Post date: Sep 02, 2013 5:26:18 PM
The German parliament holds a special session to discuss a report by a parliamentary committee into a neo-Nazi cell blamed for nine racist murders and calls it "a defeat of our democratic society"
BERLIN, GERMANY (SEPTEMBER 2, 2013) (REUTERS) - The German parliament held a special session on Monday (September 2) to hear the findings of a parliamentary committee about a neo-Nazi cell blamed for nine racist murders.
All parties of the German parliament in a show of demonstrative unity have issued their recommendations after the spade of the racist murders and spoke of a "historically unprecedented disaster."The committee presented 47 suggestions for the investigation to be improved in the future.
"As the then president of the Federal Office for the Protection of the Constitution said shortly after November 4, 2011 the busting of the neo-nazi cell is a defeat of the security forces," said the member of the parliamentary committee, Clemens Binninger.
"I widened that a bit and said as I want to say again today: The fact that people (were murdered) in our country because they are foreign or they worked for the state was more than a defeat of the security forces, it was a defeat of the entire society and must not happen ever again," he added.

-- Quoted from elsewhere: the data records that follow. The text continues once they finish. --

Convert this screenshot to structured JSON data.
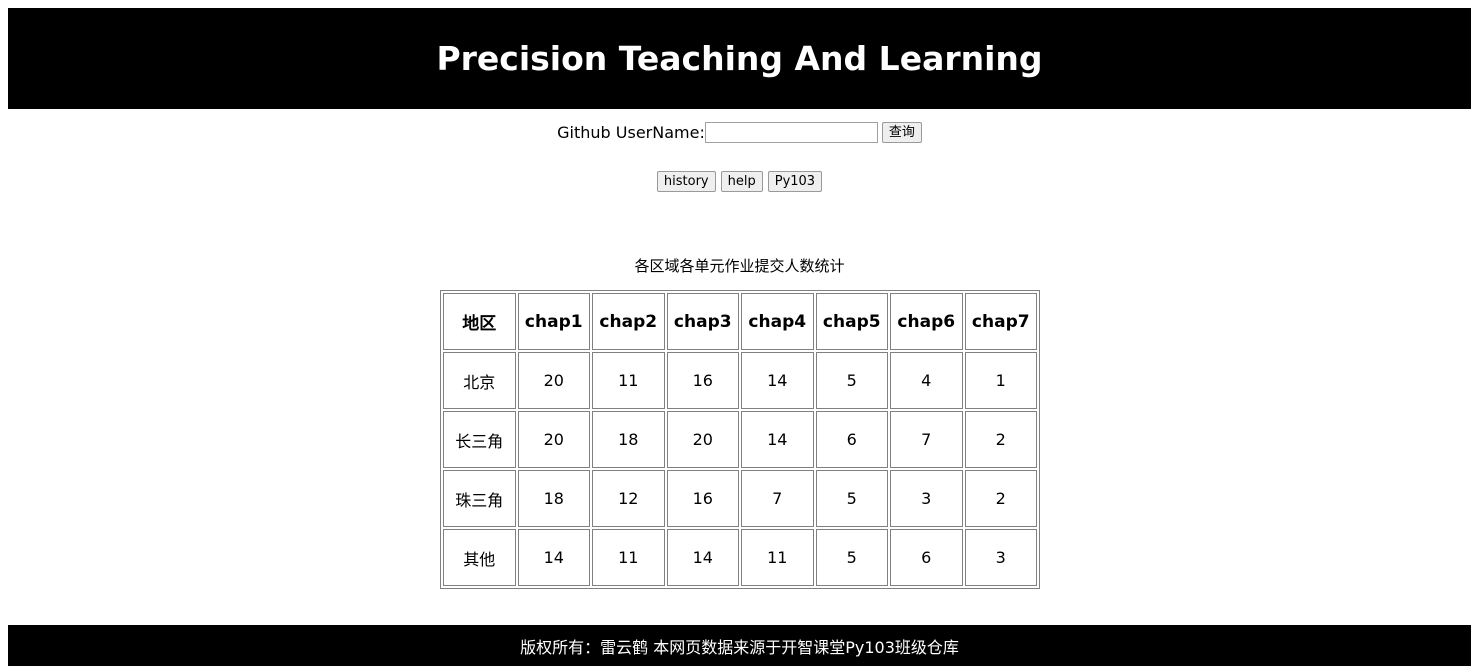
{
  "header": {
    "title": "Precision Teaching And Learning"
  },
  "search": {
    "label": "Github UserName:",
    "value": "",
    "placeholder": "",
    "query_button": "查询"
  },
  "nav": {
    "history": "history",
    "help": "help",
    "py103": "Py103"
  },
  "table": {
    "caption": "各区域各单元作业提交人数统计",
    "headers": [
      "地区",
      "chap1",
      "chap2",
      "chap3",
      "chap4",
      "chap5",
      "chap6",
      "chap7"
    ],
    "rows": [
      [
        "北京",
        "20",
        "11",
        "16",
        "14",
        "5",
        "4",
        "1"
      ],
      [
        "长三角",
        "20",
        "18",
        "20",
        "14",
        "6",
        "7",
        "2"
      ],
      [
        "珠三角",
        "18",
        "12",
        "16",
        "7",
        "5",
        "3",
        "2"
      ],
      [
        "其他",
        "14",
        "11",
        "14",
        "11",
        "5",
        "6",
        "3"
      ]
    ]
  },
  "footer": {
    "text": "版权所有：雷云鹤 本网页数据来源于开智课堂Py103班级仓库"
  }
}
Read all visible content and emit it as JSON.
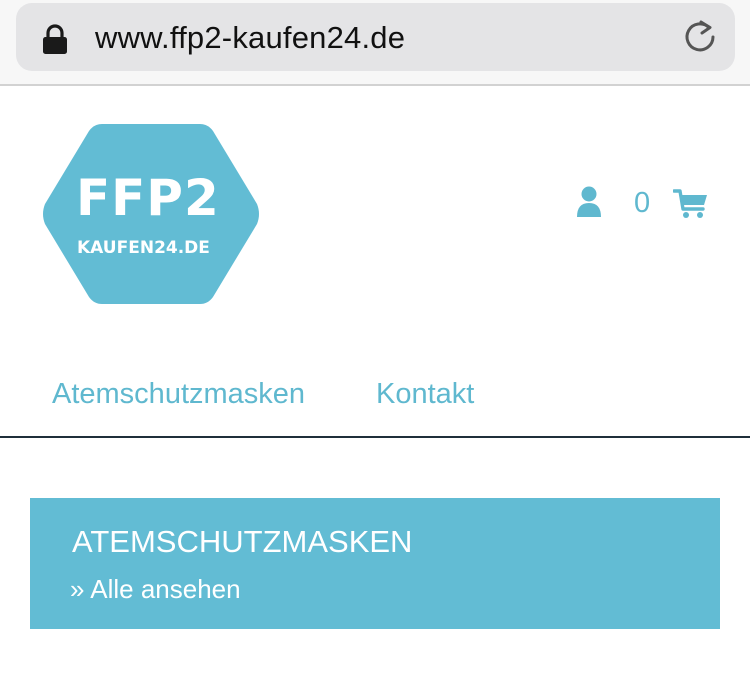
{
  "browser": {
    "url": "www.ffp2-kaufen24.de",
    "lock_icon": "lock-icon",
    "reload_icon": "reload-icon"
  },
  "header": {
    "logo": {
      "main_text": "FFP2",
      "sub_text": "KAUFEN24.DE",
      "color": "#62bcd4"
    },
    "account_icon": "user-icon",
    "cart_count": "0",
    "cart_icon": "shopping-cart-icon"
  },
  "nav": {
    "items": [
      {
        "label": "Atemschutzmasken"
      },
      {
        "label": "Kontakt"
      }
    ]
  },
  "category": {
    "title": "ATEMSCHUTZMASKEN",
    "link_label": "» Alle ansehen"
  },
  "colors": {
    "accent": "#5fb8cf",
    "banner_bg": "#62bcd4",
    "nav_divider": "#1f2f3a"
  }
}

The neo-Nazi cell (NSU) are responsible for the murders of eight Turks, one Greek and one police woman between the years 2000 and 2007. Their motif was supposed to be hatred of foreigners. The cell was busted in autumn of 2011 after two of the alleged members - Uwe Boehnhardt andUwe Mundlos - were found dead in a camper van. The alleged third member, Beate Zschaepe, is on trial at the Higher Regional Court in Munich.